Erst jüngst hatte Transparency International wegen der Schweinegrippe-Impfung schwere Vorwürfe gegen die Pharmaindustrie erhoben. Die Krankheit sei "katastrophenmäßig aufgebauscht" worden und habe sich als "Papiertiger entpuppt", sagte Anke Martiny, Vorstandsmitglied der Anti-Korruptions-Organisation.

Auf den Weiterkauf von Dosen an Drittländer setzen

Taubert regte an, für Pandemien einen Stufenplan zu entwickeln, mit dem besser auf die Entwicklung der Erreger reagiert werden könne. Dann könne auch anders mit den Herstellern verhandelt werden. Zurzeit setzten die Länder neben Vereinbarungen zur Rücknahme auch auf den Weiterverkauf von Impfdosen an Drittländer. Nötig sei aber nach wie vor auch die Bereitstellung in den Apotheken. "Wir erwarten im Februar und März noch eine dritte Welle der Schweingrippe", sagte die Ministerin.

Bislang haben sich nach Schätzungen des Paul-Ehrlich-Instituts rund sechs Millionen Menschen in Deutschland gegen das H1N1-Virus immunisieren lassen. Anfang Dezember habe die Impfquote zwischen 4,7 und 6,7 Prozent gelegen, hieß es. Nach jüngsten Angaben des Berliner Robert-Koch-Instituts wurden in Deutschland bislang 132 Todesfälle in Verbindung mit der Schweinegrippe registriert. Die Gesamtzahl der H1N1-Erkrankungen liegt diesen Angaben zufolge bei rund 210.000. Die meisten Krankheitsfälle wurden bislang in Bayern gezählt (42.052), gefolgt von Nordrhein-Westfalen (38.011) und Baden-Württemberg (30.756).

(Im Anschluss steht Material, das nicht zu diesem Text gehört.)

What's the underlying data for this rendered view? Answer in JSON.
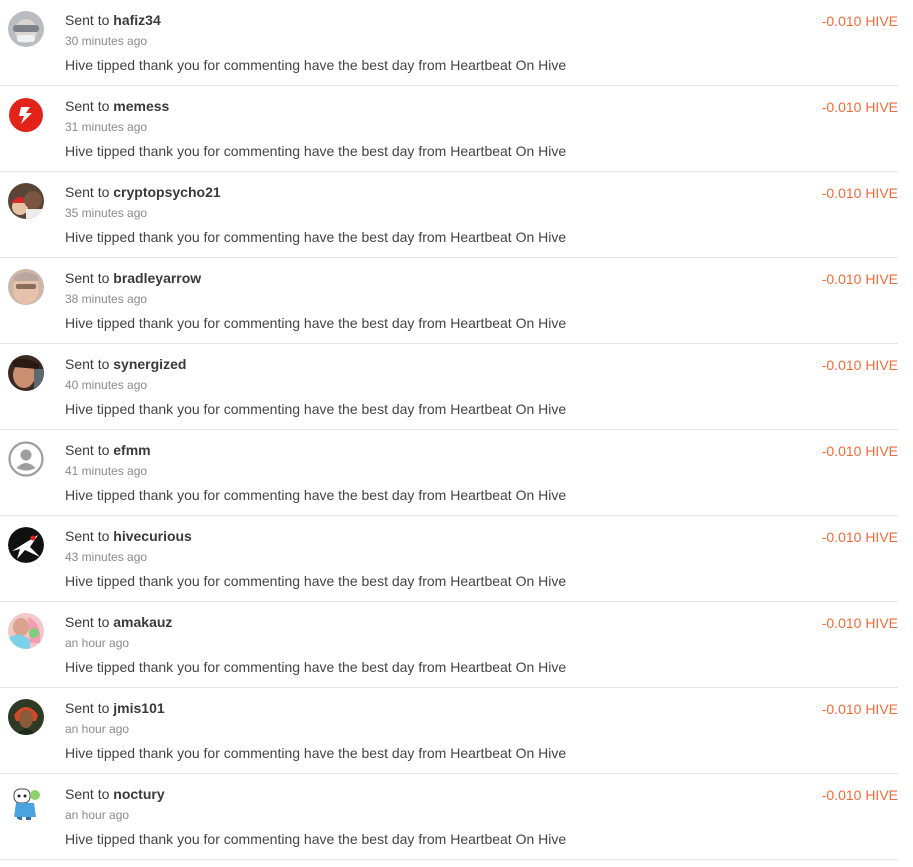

Höhepunkt der Seuche noch nicht erreicht

Nach Einschätzung der Weltgesundheitsorganisation (WHO) ist die Schweinegrippe noch nicht überwunden. Vermutlich sei noch nicht einmal der Höhepunkt der Seuche erreicht, sagte WHO-Generaldirektorin, Margaret Chan, der Genfer Zeitung "Le Temps". Zumindest sei es für eine solche Prognose noch zu früh. Demnach könnten sich im Verlauf dieses Winters noch viele weitere Menschen mit dem H1N1-Virus infizieren.